WASHINGTON – It seems unavoidable. Like it or not, the U.S. welfare system is bound to play a big role in the 2020 election. The recent Democratic debate on health care is just a prelude to a broader discussion.
The battle lines are clearly drawn. Democrats deplore rising inequality. They see a revitalized welfare state – with universal health coverage and more college subsidies – as making the system fairer. By contrast, President Trump favors more tax cuts, which, he argues, would accelerate economic growth and increase jobs.
Who’s right? Is anyone? The unfolding campaign is an obvious opportunity to examine the state of economic inequality and the condition of the welfare state. Fortunately, the Congressional Budget Office has just issued a report that tackles both subjects.
Let’s start with income inequality. There’s lots of it, and there’s little doubt that it’s gotten significantly worse over the past three or four decades. Just why is unclear. There is no consensus among economists. Explanations include rapid technological changes, the decline of well-paid manufacturing jobs, and globalization.
On the other hand, the CBO analysis (and other studies as well) doesn’t justify the popular view that, except for the 1% and some others in the richest quintile, hardly anyone has gotten ahead.
Here are some numbers from the CBO. From 1979 to 2016, the average income of the poorest fifth of Americans based on wages, salaries, dividends and Social Security benefits, grew only 33%, less than 1% annually. The middle three-fifths of Americans by income had similarly scanty gains.
Meanwhile, the average incomes of the richest fifth of Americans – the upper-middle class and the wealthy – increased 99% over the same years. That’s a doubling. These figures seem to vindicate the stagnation theory. For millions of Americans, living standards have stopped growing. Or so it seems.
The reality is more complicated. When the CBO adjusts these raw figures for taxes and “means-tested” programs – that is, benefits for the poor whose eligibility is determined by income limits – the picture changes. Instead of rising only 33% from 1979 to 2016, the income of the poorest fifth of Americans increases 85%, though it is still low in 2016 at $35,000.
Americans dislike the concept of the welfare state. That’s for Europeans. We prefer the “safety net.” But we are deluding ourselves. Our safety net is their welfare state; the differences are those of detail, not fundamental principle.

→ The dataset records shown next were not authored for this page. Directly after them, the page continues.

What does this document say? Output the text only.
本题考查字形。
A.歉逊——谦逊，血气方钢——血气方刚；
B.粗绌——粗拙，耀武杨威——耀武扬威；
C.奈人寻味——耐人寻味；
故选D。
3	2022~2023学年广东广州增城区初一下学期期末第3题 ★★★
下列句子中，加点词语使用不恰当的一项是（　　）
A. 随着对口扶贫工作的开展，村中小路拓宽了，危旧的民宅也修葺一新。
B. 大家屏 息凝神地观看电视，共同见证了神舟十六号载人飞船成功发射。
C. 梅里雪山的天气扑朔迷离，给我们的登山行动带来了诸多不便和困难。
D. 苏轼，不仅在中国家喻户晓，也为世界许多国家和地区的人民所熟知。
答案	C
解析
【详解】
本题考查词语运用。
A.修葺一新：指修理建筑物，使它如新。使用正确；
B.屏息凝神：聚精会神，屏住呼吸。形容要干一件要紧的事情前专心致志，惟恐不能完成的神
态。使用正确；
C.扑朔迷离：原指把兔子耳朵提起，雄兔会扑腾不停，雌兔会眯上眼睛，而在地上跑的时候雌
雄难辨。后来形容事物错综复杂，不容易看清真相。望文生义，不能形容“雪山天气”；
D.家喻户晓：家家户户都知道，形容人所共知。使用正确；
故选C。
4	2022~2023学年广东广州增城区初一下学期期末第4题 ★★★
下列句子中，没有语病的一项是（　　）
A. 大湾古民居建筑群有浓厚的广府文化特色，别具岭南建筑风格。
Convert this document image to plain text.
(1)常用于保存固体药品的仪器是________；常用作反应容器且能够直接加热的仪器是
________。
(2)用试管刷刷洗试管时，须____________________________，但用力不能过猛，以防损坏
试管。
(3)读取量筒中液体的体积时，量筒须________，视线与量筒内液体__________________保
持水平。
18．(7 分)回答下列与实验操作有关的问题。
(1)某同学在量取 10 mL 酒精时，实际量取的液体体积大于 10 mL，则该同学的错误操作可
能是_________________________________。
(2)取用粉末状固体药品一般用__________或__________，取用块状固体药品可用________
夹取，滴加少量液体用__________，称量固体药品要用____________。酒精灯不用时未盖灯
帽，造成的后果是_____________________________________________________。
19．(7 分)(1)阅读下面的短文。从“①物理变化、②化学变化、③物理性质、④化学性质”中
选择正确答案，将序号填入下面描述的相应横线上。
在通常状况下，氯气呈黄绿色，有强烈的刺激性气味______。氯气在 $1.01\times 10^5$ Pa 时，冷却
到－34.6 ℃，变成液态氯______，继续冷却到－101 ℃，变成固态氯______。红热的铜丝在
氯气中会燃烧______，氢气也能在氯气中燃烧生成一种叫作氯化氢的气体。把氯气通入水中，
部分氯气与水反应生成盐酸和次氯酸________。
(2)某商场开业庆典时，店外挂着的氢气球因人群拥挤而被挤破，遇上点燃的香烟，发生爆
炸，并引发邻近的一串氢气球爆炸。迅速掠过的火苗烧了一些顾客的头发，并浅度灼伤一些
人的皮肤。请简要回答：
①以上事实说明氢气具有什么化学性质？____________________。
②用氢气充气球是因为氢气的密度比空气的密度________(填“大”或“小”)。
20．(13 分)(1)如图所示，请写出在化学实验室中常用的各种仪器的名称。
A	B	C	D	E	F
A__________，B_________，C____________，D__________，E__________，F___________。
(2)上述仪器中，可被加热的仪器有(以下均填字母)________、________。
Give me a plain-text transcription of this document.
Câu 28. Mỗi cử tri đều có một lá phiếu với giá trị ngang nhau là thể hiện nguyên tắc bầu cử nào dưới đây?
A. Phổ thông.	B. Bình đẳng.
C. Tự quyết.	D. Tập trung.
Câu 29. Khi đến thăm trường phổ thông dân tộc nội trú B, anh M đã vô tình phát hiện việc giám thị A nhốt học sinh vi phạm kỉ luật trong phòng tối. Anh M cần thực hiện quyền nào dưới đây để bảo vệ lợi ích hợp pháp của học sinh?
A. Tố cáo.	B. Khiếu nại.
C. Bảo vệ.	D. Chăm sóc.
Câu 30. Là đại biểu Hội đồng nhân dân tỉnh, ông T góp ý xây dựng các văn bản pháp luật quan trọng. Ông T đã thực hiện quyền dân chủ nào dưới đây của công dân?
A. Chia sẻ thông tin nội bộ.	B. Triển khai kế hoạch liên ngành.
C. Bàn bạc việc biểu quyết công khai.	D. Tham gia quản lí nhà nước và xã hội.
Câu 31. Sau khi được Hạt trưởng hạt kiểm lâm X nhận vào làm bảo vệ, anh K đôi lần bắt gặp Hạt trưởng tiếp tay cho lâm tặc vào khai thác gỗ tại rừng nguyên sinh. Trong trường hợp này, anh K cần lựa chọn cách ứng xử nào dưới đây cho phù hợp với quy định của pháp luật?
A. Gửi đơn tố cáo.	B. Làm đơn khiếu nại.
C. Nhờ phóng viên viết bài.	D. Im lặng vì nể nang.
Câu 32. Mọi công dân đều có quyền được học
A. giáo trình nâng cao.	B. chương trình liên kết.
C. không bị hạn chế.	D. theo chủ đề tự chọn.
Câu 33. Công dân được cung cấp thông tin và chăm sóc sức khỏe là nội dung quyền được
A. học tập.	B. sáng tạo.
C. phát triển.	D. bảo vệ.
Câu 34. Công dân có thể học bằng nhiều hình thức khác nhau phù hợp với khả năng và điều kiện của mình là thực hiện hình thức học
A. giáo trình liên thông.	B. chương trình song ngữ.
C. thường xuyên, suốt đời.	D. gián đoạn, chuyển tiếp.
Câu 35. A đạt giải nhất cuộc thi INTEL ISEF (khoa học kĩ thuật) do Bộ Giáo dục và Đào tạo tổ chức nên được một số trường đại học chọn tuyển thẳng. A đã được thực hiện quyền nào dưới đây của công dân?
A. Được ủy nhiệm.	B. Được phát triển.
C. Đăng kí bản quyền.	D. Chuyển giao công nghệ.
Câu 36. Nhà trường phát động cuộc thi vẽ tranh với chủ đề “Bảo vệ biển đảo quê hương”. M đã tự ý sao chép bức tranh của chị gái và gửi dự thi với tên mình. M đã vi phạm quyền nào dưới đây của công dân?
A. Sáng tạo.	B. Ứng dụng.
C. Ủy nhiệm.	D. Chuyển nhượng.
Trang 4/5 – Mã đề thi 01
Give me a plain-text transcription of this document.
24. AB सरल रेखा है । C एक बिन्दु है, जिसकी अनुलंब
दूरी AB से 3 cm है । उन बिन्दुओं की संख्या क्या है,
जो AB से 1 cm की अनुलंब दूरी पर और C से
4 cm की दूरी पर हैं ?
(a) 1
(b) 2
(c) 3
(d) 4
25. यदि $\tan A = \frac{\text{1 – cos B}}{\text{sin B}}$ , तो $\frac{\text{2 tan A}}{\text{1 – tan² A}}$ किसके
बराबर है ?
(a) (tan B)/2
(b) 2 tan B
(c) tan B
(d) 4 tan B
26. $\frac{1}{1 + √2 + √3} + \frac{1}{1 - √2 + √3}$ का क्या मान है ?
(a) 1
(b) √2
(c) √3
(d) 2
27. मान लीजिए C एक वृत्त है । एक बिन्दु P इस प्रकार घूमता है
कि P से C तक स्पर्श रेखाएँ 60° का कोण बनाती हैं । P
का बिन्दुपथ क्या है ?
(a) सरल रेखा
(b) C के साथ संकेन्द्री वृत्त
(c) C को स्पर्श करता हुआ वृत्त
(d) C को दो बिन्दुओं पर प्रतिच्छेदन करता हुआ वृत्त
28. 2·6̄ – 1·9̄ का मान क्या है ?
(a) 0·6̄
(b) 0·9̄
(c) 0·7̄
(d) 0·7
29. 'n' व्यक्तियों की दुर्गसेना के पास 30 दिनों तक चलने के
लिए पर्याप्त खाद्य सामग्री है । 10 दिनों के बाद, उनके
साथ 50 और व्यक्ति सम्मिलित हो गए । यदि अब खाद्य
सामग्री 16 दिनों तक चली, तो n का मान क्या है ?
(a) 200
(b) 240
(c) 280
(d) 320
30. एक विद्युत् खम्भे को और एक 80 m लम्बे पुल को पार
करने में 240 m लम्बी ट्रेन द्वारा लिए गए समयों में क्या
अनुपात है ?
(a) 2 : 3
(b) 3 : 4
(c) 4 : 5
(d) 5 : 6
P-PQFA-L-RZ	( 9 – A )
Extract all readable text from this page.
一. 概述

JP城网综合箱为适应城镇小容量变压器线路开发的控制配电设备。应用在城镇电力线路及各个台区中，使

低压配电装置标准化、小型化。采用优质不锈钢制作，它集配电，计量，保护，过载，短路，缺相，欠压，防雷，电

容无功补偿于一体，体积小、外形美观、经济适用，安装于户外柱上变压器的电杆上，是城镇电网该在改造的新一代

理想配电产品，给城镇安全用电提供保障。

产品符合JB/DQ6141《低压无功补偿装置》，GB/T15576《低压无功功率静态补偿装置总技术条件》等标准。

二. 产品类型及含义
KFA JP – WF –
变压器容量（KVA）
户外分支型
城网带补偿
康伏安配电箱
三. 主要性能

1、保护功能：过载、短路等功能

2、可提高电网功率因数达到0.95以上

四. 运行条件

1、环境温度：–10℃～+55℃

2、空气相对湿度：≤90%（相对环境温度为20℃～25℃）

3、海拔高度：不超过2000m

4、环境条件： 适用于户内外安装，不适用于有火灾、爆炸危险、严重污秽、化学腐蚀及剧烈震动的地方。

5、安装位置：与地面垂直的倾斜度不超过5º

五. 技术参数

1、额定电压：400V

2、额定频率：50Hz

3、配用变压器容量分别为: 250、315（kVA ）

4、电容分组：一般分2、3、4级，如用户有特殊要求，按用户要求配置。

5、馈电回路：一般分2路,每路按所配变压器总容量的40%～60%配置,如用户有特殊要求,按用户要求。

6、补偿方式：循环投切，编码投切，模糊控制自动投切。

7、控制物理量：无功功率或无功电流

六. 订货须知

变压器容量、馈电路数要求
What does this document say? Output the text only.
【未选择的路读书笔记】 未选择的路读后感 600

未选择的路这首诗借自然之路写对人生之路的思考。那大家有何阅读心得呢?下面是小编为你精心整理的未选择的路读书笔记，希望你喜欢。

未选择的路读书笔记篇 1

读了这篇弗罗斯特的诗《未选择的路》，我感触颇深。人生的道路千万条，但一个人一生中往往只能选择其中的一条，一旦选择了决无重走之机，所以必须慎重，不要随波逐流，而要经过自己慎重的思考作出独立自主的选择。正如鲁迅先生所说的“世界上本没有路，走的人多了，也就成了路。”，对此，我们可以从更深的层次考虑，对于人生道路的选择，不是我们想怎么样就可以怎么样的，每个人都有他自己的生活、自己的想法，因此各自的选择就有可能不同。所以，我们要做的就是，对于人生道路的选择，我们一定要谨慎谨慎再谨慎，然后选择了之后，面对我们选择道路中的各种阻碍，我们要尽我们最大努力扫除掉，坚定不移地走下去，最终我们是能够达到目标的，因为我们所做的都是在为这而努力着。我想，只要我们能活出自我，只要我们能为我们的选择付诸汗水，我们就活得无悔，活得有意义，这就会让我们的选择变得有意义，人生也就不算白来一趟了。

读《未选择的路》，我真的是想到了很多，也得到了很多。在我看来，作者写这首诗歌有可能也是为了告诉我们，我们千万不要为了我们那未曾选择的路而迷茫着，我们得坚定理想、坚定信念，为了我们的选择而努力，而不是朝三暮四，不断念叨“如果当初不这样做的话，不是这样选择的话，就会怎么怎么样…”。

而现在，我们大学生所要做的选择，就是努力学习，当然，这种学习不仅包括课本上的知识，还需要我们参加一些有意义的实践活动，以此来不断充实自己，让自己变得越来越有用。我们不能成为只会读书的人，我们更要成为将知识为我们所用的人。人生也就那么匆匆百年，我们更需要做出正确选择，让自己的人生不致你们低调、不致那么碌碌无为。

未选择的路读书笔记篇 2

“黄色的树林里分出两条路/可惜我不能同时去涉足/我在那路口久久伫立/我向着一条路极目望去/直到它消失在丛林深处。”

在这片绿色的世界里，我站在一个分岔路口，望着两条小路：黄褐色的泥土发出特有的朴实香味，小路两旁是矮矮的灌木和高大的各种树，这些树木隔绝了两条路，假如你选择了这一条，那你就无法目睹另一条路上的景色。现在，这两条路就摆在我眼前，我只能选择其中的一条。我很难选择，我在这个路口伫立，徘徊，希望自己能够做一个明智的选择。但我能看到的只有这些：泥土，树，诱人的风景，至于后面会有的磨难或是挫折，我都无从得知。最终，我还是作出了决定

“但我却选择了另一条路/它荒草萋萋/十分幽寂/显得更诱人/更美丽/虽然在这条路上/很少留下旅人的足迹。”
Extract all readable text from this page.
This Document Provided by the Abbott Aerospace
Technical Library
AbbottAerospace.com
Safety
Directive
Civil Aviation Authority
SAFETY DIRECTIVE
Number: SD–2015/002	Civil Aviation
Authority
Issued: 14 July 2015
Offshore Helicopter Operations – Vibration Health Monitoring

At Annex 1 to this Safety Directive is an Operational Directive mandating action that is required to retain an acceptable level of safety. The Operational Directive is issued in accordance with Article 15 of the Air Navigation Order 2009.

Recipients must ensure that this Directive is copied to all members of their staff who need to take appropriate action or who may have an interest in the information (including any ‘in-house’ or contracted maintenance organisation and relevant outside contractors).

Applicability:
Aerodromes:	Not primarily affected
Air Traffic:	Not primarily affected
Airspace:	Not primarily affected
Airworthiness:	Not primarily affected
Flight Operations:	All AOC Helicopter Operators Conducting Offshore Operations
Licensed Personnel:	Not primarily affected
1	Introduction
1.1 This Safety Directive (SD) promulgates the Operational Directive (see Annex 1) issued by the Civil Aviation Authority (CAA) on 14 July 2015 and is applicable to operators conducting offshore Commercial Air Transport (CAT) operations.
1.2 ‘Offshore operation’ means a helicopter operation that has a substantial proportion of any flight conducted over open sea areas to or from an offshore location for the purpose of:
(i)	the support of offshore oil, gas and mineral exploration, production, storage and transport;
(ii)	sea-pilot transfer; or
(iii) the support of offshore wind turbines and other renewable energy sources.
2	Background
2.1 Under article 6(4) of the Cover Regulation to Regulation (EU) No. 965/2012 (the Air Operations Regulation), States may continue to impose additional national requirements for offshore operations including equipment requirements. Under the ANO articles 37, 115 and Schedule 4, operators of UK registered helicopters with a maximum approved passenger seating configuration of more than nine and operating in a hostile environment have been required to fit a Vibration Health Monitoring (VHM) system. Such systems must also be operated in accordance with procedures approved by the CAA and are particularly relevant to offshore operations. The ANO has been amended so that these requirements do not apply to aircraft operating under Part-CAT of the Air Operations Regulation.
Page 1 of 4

There are routinely massive transfers of income, mainly from the richest quintile to the poorest. About 40% of the income of the poorest fifth of Americans comes in these government transfers: Medicaid, Children’s Health Insurance Program, food stamps, housing subsidies and Supplemental Security Income.
These programs have grown rapidly. From 1979 to 2016, the number of Medicaid and CHIP recipients quintupled to 101.8 million, up from 20 million. The wealthiest Americans pay most of the resulting taxes. In 2016, the richest quintile received 54% of the income and paid 69% of federal taxes. As for the top 1%, its income was 16% of the total, and they paid 25% of federal taxes.
The conclusions from this morass of numbers are familiar, yet daunting. Despite significant anti-poverty spending, somewhere between a quarter and a third of Americans – roughly speaking – are struggling economically. It’s true that the poor are getting richer along with the rich, but they are doing so at a slower rate.
So the gaps have grown over time and, what’s worse, there seem to be few fresh ideas as to how to reverse course. The proffered solutions have been tried for years without, it seems, notable success. The Democrats are practiced in spending more money on education and health care, while the Republicans are wedded to tax cuts.
Surely these ongoing efforts have done some good, but not enough to make the bottom third of the economic distribution a much better place to be.
Robert Samuelson is a columnist for The Washington Post.